- Born: 14 December 1897 Paris, France
- Died: 17 October 1984 (aged 86) Draguignan, France
- Occupation: Opera singer (tenor)
- Years active: 1924 – 1953

= Georges Thill =

French tenor (1897–1984)

Georges Thill (14 December 1897 - 17 October 1984) was a French opera singer. He was often considered to be his country's greatest lyric-dramatic tenor. Born in Paris, his career lasted from 1924 to 1953, peaking during the 1930s.

==Career==
A pupil of the Neapolitan tenor Fernando De Lucia (1860–1925), Thill made his operatic debut at the Paris Opéra in 1924, and he continued to appear there and at the Opéra-Comique for several decades, undertaking a busy schedule of performances.

In addition, he sang throughout Europe and in South America, receiving the acclaim of audiences and critics at La Scala, Milan, the Rome Opera, the Verona Arena, the Vienna State Opera, the Teatro Colón, Buenos Aires, and the Royal Opera House, Covent Garden, London. He also gave 14 performances, of seven roles, across two seasons (1931–1932), at the Metropolitan Opera in New York City; but he had difficulty fitting in with the unfamiliar American cultural environment, experiencing health difficulties, and he was less well received by the Met's patrons as a consequence.

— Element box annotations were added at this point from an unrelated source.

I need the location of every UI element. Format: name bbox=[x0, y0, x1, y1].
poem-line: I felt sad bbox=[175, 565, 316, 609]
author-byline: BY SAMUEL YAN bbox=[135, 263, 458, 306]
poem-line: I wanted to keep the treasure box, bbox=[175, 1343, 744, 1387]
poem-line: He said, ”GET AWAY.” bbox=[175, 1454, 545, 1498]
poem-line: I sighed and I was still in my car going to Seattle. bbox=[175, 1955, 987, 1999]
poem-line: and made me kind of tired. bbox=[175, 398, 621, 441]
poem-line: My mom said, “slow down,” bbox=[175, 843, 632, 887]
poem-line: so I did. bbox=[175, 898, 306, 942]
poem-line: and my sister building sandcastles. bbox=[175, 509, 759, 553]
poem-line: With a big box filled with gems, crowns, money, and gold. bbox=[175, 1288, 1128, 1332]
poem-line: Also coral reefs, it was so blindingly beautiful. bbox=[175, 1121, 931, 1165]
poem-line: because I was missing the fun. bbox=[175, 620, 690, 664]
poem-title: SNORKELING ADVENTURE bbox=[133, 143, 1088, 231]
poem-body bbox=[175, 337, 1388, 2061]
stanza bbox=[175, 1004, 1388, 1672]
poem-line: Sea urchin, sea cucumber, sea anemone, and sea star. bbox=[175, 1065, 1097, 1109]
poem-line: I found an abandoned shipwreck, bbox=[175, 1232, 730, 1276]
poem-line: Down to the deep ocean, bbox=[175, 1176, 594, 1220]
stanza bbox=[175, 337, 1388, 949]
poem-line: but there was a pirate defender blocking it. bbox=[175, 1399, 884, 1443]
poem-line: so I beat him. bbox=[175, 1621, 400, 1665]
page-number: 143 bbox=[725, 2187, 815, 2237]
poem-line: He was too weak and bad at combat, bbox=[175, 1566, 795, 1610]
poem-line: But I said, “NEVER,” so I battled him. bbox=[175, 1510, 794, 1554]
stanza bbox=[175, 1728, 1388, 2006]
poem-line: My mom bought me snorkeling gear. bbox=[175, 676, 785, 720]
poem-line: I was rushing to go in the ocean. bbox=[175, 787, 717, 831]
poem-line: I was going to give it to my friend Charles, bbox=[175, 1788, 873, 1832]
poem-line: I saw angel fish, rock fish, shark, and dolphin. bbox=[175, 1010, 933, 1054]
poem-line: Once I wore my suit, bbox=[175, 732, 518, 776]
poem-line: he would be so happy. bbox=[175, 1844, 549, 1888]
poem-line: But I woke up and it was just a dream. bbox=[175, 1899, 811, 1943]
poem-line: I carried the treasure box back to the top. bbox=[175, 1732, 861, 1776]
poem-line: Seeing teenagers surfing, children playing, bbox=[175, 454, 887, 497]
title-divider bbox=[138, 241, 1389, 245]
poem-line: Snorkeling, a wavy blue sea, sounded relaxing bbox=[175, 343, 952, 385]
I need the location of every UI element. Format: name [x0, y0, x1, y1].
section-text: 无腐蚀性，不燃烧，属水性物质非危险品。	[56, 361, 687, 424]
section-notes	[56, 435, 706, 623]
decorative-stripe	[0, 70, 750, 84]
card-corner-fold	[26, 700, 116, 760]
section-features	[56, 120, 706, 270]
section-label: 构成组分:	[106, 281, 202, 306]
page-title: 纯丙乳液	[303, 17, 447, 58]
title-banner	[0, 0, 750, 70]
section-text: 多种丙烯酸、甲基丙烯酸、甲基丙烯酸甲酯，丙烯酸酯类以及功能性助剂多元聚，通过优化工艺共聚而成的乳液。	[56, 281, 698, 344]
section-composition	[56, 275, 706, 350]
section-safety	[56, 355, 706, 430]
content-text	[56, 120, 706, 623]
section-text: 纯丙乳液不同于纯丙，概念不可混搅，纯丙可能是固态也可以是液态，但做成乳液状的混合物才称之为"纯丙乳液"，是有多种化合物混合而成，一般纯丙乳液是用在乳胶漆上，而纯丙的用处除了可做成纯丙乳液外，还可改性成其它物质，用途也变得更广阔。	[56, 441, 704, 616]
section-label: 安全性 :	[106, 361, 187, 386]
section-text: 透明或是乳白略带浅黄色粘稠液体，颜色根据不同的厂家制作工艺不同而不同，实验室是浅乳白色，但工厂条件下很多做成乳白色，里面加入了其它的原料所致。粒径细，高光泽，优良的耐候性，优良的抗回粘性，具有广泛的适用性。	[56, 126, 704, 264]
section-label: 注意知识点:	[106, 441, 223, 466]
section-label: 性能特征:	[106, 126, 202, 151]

His voice began to show signs of decline during the 1940s and he retired from the stage in 1953. He died in 1984 in Draguignan.

Chronologically, Thill's operatic repertoire ranged from Gluck to Puccini and embraced works by Gounod, Massenet, Berlioz, Meyerbeer, Wagner, Verdi and Leoncavallo, among others. He also gave song recitals and was a frequent visitor to the recording studio. He cut many 78-rpm discs of French, Italian and German operatic arias and duets, and participated in the recording of an entire performance of Massenet's Werther by French Columbia Records. The finest of his 78s, dating from 1927 to circa 1940, display the gleaming tone of his voice at its superlative best, as well as demonstrating his spotless taste, stylish phrasing and pellucid diction.

Thill also appeared in several film clips and French-language motion pictures, including Louise (1939), based on Gustave Charpentier's opera. It was directed by Abel Gance and featured Grace Moore as Thill's co-star. Privately, Thill, while a dedicated musician, enjoyed a convivial off-stage lifestyle, and he later blamed his propensity to burn the candle at both ends for shortening the span of his vocal prime.

For his operatic career, Thill received the award of the Knight of the Legion of Honor of France in 1934.

== Selected recordings on CD ==
Many of Thill's 78-rpm records are available on CD reissues by EMI and the Preiser label. Naxos Records has produced a two-CD set featuring his singing of six Massenet arias plus his recording of the complete title role of Massenet's Werther, which he made in January 1931. On it, he partners Ninon Vallin and Germaine Féraldy, with the Chorus and Orchestra of the Paris Opera: Élie Cohen, conductor. (Naxos Historical 8.110061-62.)